È proprio la presenza di tale termine a costituire il punto di svolta nell’argomentazione. La Corte osserva che la previsione legislativa di un termine certo per l’adempimento rende superflua la messa in mora, la quale assume natura residuale e trova applicazione esclusivamente nei casi in cui la legge non stabilisca un termine specifico. In altri termini, la messa in mora non è più una condizione generale di proponibilità del giudizio di ottemperanza, ma un rimedio suppletivo destinato a colmare lacune normative.
Questa impostazione consente di superare l’orientamento più restrittivo, secondo cui la messa in mora costituirebbe un passaggio indefettibile, e di aderire a una lettura sistematica che privilegia la coerenza dell’assetto normativo. Come evidenziato anche nel materiale di supporto , la Corte riconosce che il legislatore, introducendo un termine di adempimento, ha inteso semplificare l’accesso alla tutela attuativa, eliminando formalità non più giustificate.

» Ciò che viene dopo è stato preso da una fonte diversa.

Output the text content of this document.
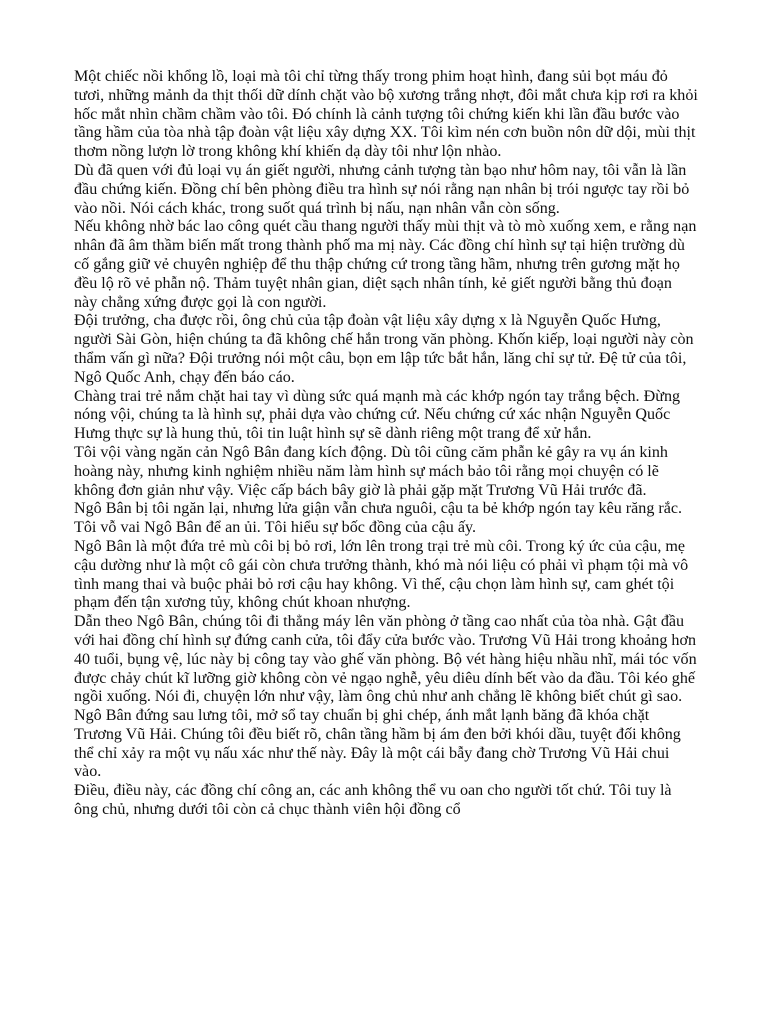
Một chiếc nồi khổng lồ, loại mà tôi chỉ từng thấy trong phim hoạt hình, đang sủi bọt máu đỏ tươi, những mảnh da thịt thối dữ dính chặt vào bộ xương trắng nhợt, đôi mắt chưa kịp rơi ra khỏi hốc mắt nhìn chầm chầm vào tôi. Đó chính là cảnh tượng tôi chứng kiến khi lần đầu bước vào tầng hầm của tòa nhà tập đoàn vật liệu xây dựng XX. Tôi kìm nén cơn buồn nôn dữ dội, mùi thịt thơm nồng lượn lờ trong không khí khiến dạ dày tôi như lộn nhào.

Dù đã quen với đủ loại vụ án giết người, nhưng cảnh tượng tàn bạo như hôm nay, tôi vẫn là lần đầu chứng kiến. Đồng chí bên phòng điều tra hình sự nói rằng nạn nhân bị trói ngược tay rồi bỏ vào nồi. Nói cách khác, trong suốt quá trình bị nấu, nạn nhân vẫn còn sống.

Nếu không nhờ bác lao công quét cầu thang người thấy mùi thịt và tò mò xuống xem, e rằng nạn nhân đã âm thầm biến mất trong thành phố ma mị này. Các đồng chí hình sự tại hiện trường dù cố gắng giữ vẻ chuyên nghiệp để thu thập chứng cứ trong tầng hầm, nhưng trên gương mặt họ đều lộ rõ vẻ phẫn nộ. Thảm tuyệt nhân gian, diệt sạch nhân tính, kẻ giết người bằng thủ đoạn này chẳng xứng được gọi là con người.

Đội trưởng, cha được rồi, ông chủ của tập đoàn vật liệu xây dựng x là Nguyễn Quốc Hưng, người Sài Gòn, hiện chúng ta đã không chế hắn trong văn phòng. Khốn kiếp, loại người này còn thẩm vấn gì nữa? Đội trưởng nói một câu, bọn em lập tức bắt hắn, lăng chỉ sự tử. Đệ tử của tôi, Ngô Quốc Anh, chạy đến báo cáo.

Chàng trai trẻ nắm chặt hai tay vì dùng sức quá mạnh mà các khớp ngón tay trắng bệch. Đừng nóng vội, chúng ta là hình sự, phải dựa vào chứng cứ. Nếu chứng cứ xác nhận Nguyễn Quốc Hưng thực sự là hung thủ, tôi tin luật hình sự sẽ dành riêng một trang để xử hắn.

Tôi vội vàng ngăn cản Ngô Bân đang kích động. Dù tôi cũng căm phẫn kẻ gây ra vụ án kinh hoàng này, nhưng kinh nghiệm nhiều năm làm hình sự mách bảo tôi rằng mọi chuyện có lẽ không đơn giản như vậy. Việc cấp bách bây giờ là phải gặp mặt Trương Vũ Hải trước đã.

Ngô Bân bị tôi ngăn lại, nhưng lửa giận vẫn chưa nguôi, cậu ta bẻ khớp ngón tay kêu răng rắc. Tôi vỗ vai Ngô Bân để an ủi. Tôi hiểu sự bốc đồng của cậu ấy.

Ngô Bân là một đứa trẻ mù côi bị bỏ rơi, lớn lên trong trại trẻ mù côi. Trong ký ức của cậu, mẹ cậu dường như là một cô gái còn chưa trưởng thành, khó mà nói liệu có phải vì phạm tội mà vô tình mang thai và buộc phải bỏ rơi cậu hay không. Vì thế, cậu chọn làm hình sự, cam ghét tội phạm đến tận xương tủy, không chút khoan nhượng.

Dẫn theo Ngô Bân, chúng tôi đi thẳng máy lên văn phòng ở tầng cao nhất của tòa nhà. Gật đầu với hai đồng chí hình sự đứng canh cửa, tôi đẩy cửa bước vào. Trương Vũ Hải trong khoảng hơn 40 tuổi, bụng vệ, lúc này bị công tay vào ghế văn phòng. Bộ vét hàng hiệu nhầu nhĩ, mái tóc vốn được chảy chút kĩ lưỡng giờ không còn vẻ ngạo nghễ, yêu diêu dính bết vào da đầu. Tôi kéo ghế ngồi xuống. Nói đi, chuyện lớn như vậy, làm ông chủ như anh chẳng lẽ không biết chút gì sao.

Ngô Bân đứng sau lưng tôi, mở sổ tay chuẩn bị ghi chép, ánh mắt lạnh băng đã khóa chặt Trương Vũ Hải. Chúng tôi đều biết rõ, chân tầng hầm bị ám đen bởi khói dầu, tuyệt đối không thể chỉ xảy ra một vụ nấu xác như thế này. Đây là một cái bẫy đang chờ Trương Vũ Hải chui vào.

Điều, điều này, các đồng chí công an, các anh không thể vu oan cho người tốt chứ. Tôi tuy là ông chủ, nhưng dưới tôi còn cả chục thành viên hội đồng cổ
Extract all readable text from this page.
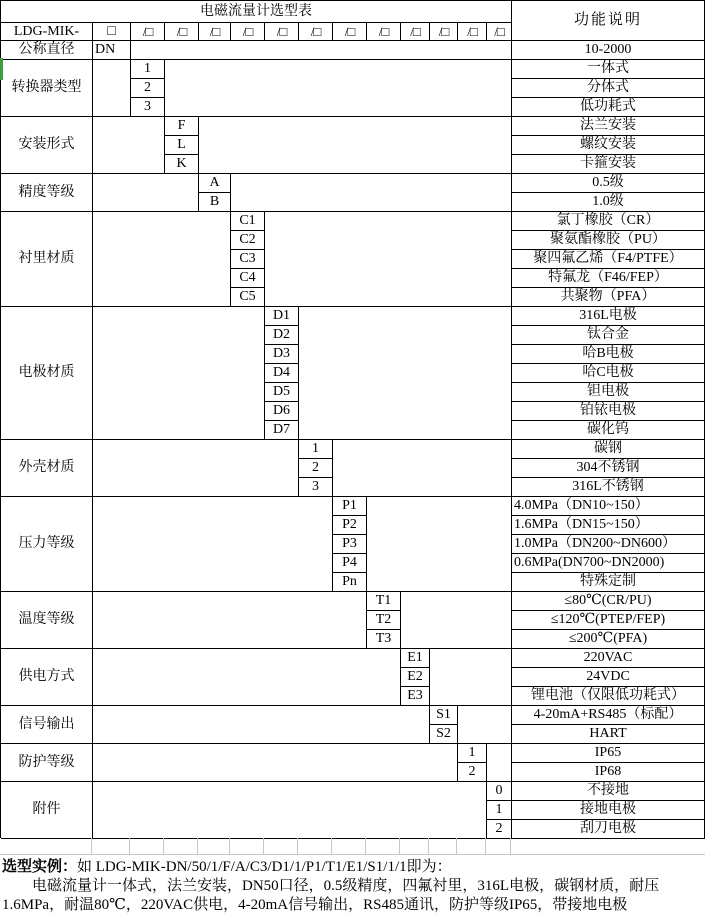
电磁流量计选型表
功能说明
LDG-MIK-	□	/□	/□	/□	/□	/□	/□	/□	/□	/□	/□	/□	/□
公称直径	DN	10-2000
转换器类型
1	一体式
2	分体式
3	低功耗式
安装形式
F	法兰安装
L	螺纹安装
K	卡箍安装
精度等级
A	0.5级
B	1.0级
衬里材质
C1	氯丁橡胶（CR）
C2	聚氨酯橡胶（PU）
C3	聚四氟乙烯（F4/PTFE）
C4	特氟龙（F46/FEP）
C5	共聚物（PFA）
电极材质
D1	316L电极
D2	钛合金
D3	哈B电极
D4	哈C电极
D5	钽电极
D6	铂铱电极
D7	碳化钨
外壳材质
1	碳钢
2	304不锈钢
3	316L不锈钢
压力等级
P1	4.0MPa（DN10~150）
P2	1.6MPa（DN15~150）
P3	1.0MPa（DN200~DN600）
P4	0.6MPa(DN700~DN2000)
Pn	特殊定制
温度等级
T1	≤80℃(CR/PU)
T2	≤120℃(PTEP/FEP)
T3	≤200℃(PFA)
供电方式
E1	220VAC
E2	24VDC
E3	锂电池（仅限低功耗式）
信号输出
S1	4-20mA+RS485（标配）
S2	HART
防护等级
1	IP65
2	IP68
附件
0	不接地
1	接地电极
2	刮刀电极
选型实例：如 LDG-MIK-DN/50/1/F/A/C3/D1/1/P1/T1/E1/S1/1/1即为：
电磁流量计一体式，法兰安装，DN50口径，0.5级精度，四氟衬里，316L电极，碳钢材质，耐压
1.6MPa，耐温80℃，220VAC供电，4-20mA信号输出，RS485通讯，防护等级IP65，带接地电极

Il risultato interpretativo cui perviene la sentenza non si limita a risolvere un contrasto giurisprudenziale, ma incide sulla configurazione complessiva del sistema. L’eliminazione della necessità della messa in mora in presenza di un termine legale rafforza il principio di effettività della tutela, riducendo gli ostacoli procedurali e accelerando i tempi di soddisfazione del diritto riconosciuto al contribuente.
Sotto un diverso profilo, la decisione contribuisce a ridefinire il rapporto tra esecutività della sentenza e strumenti di attuazione. L’affermazione dell’immediata esecutività delle decisioni tributarie, già desumibile dal sistema, viene qui ulteriormente valorizzata come elemento strutturale che incide sui presupposti del giudizio di ottemperanza. Non si tratta soltanto di anticipare l’efficacia della decisione, ma di adeguare l’intero sistema processuale a tale caratteristica.
La pronuncia si segnala anche per la capacità di mettere in luce una tensione latente tra due modelli di processo: uno orientato alla sequenzialità delle fasi e alla rigidità dei presupposti, l’altro improntato alla funzionalità e alla realizzazione concreta degli effetti della decisione. La scelta operata dalla Corte si colloca chiaramente nel secondo paradigma, privilegiando una lettura teleologica delle norme.
Le implicazioni sistemiche di tale approdo sono rilevanti. In primo luogo, si riduce il rischio di inammissibilità fondate su formalità non essenziali, con conseguente incremento della prevedibilità delle decisioni. In secondo luogo, si rafforza il ruolo del giudice dell’ottemperanza come garante dell’effettività della tutela, chiamato non solo a vigilare sull’adempimento, ma anche a ricostruire il contenuto degli obblighi derivanti dalla sentenza.
Non meno significativo è il riflesso sul piano operativo. La possibilità di attivare il giudizio di ottemperanza decorso il termine di novanta giorni dalla notificazione della sentenza, senza ulteriori adempimenti, consente una più rapida attivazione degli strumenti di tutela, riducendo i margini di inerzia dell’amministrazione. Ciò contribuisce a riequilibrare il rapporto tra contribuente e amministrazione, attenuando l’asimmetria derivante dalla posizione pubblicistica di quest’ultima.
La sentenza n. 7621 del 30 marzo 2026 si configura come un intervento di razionalizzazione del sistema, capace di ricondurre a unità un quadro interpretativo frammentato e di valorizzare la funzione sostanziale del processo tributario. L’esclusione della necessità della messa in mora, lungi dal rappresentare una mera semplificazione procedurale, costituisce l’espressione di una concezione del processo orientata all’effettività della tutela e alla coerenza sistemica.